The family, including their young daughter, are Jewish and Roma – a dangerous mix in contemporary Hungary where both groups are under attack. Mr. Pusuma was a human-rights researcher for a prominent Roma member of the European Parliament, which increased his vulnerability. In 2009, masked extremists physically attacked the family in broad daylight. They fled.

Because the Canadian government has named Hungary a safe country, it can fast-track deportations. But Hungary is no longer safe for minorities. Jobbik, the radical nationalist opposition party, is growing exponentially as the economy sinks and poverty increases.
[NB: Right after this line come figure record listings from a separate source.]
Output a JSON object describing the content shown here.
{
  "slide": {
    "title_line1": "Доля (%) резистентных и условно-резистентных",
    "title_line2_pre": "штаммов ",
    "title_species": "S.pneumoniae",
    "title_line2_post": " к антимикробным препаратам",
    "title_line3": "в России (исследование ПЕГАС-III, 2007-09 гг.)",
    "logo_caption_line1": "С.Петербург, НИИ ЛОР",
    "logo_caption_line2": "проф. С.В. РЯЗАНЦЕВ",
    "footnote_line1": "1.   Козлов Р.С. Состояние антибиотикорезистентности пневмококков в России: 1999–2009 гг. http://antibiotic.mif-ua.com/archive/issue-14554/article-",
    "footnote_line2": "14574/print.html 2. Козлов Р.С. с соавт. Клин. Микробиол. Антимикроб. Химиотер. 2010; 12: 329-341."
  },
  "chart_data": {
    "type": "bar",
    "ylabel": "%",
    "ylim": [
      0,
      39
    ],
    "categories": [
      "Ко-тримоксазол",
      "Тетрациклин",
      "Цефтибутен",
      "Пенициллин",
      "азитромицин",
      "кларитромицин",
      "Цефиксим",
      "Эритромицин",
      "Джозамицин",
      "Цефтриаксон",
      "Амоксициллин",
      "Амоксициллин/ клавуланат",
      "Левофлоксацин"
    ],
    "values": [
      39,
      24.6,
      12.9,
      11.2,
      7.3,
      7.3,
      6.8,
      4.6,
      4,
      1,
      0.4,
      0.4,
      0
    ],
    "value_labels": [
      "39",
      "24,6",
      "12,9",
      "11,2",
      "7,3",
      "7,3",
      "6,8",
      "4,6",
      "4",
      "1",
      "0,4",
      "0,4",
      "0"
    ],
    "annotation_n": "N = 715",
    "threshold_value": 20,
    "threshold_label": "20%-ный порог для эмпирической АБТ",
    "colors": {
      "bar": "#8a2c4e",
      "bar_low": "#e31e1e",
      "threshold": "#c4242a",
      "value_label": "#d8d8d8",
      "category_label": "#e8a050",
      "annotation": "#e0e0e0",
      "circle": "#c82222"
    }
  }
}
In 2012, a Jobbik parliamentarian commemorated the infamous 1882 blood libel against Austria-Hungary's Jews. The party's deputy parliamentary leader then posted a video in which he proposed a tally of Jewish Hungarians. Jobbik-linked groups have led attacks in areas with Roma populations. And just last month, Prime Minister Viktor Orban, an admirer of Russian President Vladimir Putin, called for "the end of the liberal state."

Immigration Minister Chris Alexander needs to return human rights to Canadian refugee policy. He needs better briefing about the nature of contemporary Hungarian society. And he needs to revisit the case of the Pusuma family, who deserve better justice in the name of Canada.